Washington’s orders to troops after July 4: You’re fighting for a new nation

The Fourth of July and the signing of the Declaration of Independence severed ties with Great Britain and thus receives its due attention.

But it was on July 5, 1776, that the former colonials got down to the nuts-and-bolts of governing and winning a war.

One of the first orders of business that day for members of the Second Continental Congress meeting in Philadelphia was getting cooking kettles to the militia. The Committees of Inspection and Observation were told to “furnish a good kettle to every six men, and give all the assistance in their power, that the said militia be well armed and equipped, and march with the greatest expedition,” according to the Journals of the Continental Congress at the Library of Congress.

It was also resolved “That a chaplain be appointed to each regiment in the Continental Army, and their allowance be increased to thirty three dollars and one third of a dollar a month.”

Members then had to deal with the always grumpy John Adams, who got approval to send a copy of the Declaration to Mary Palmer, the daughter of family friends of the Adamses in Braintree, Massachusetts, along with a somewhat-snotty note now preserved by the Massachusetts Historical Society.

“I will enclose to you a Declaration, in which all America is remarkably united,” Adams’ letter read. “It completes a Revolution, which will make as good a Figure in the History of Mankind, as any that has preceded it — provided always, that the Ladies take Care to record the Circumstances of it, for by the Experience I have had of the other Sex, they are either too lazy, or too active, to commemorate them.”

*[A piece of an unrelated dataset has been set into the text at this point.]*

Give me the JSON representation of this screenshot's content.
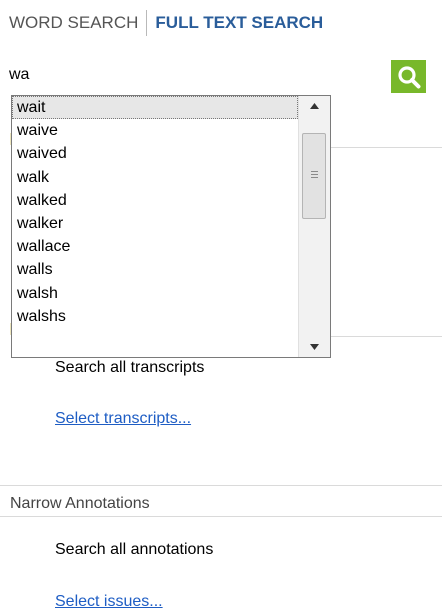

On the morning of July 5, the members of the Congress also ordered copies of the Declaration printed by John Dunlap to be distributed throughout the former colonies.

The thought also occurred to them that somebody ought to tell the troops what they were fighting for now that independence had been declared.

And so John Hancock, the Boston merchant-smuggler and president of the Second Continental Congress, was authorized to tell Gen. George Washington to have the Declaration read to his fledgling army at formations.

In his letter to Washington, Hancock wrote that “the Congress have judged it necessary to dissolve the Connection between Great Britain and the American Colonies, and to declare them free and independent States; as you will perceive by the enclosed Declaration, which I am directed to transmit to you, and to request you will have it proclaimed at the Head of the Army in the Way, you shall think most proper.”

Washington was in New York at the time, warily watching the buildup near the harbor of a British armada that would grow to 400 ships and 32,000 British regulars and Hessians. He scheduled the reading of the Declaration for July 9.

“The Honorable the Continental Congress, impelled by the dictates of duty, policy and necessity, having been pleased to dissolve the Connection which subsisted between this Country, and Great Britain, and to declare the United Colonies of North America, free and independent STATES,” Washington’s General Orders for July 9 read.

“The several brigades are to be drawn up this evening on their respective Parades, at six [o’clock], when the declaration of Congress, shewing the grounds and reasons of this measure, is to be read with an audible voice.”

Washington hoped that movement would “serve as a fresh incentive to every officer, and soldier, to act with Fidelity and Courage, as knowing that now the peace and safety of his Country depends (under God) solely on the success of our arms.

“And that he is now in the service of a State, possessed of sufficient power to reward his merit, and advance him to the highest Honors of a free Country.”

Things did not immediately go according to plan, however.

Washington was livid when a mob of troops and locals rioted, storming down Broadway to Bowling Green where they toppled a statue of King George III and lopped off its head.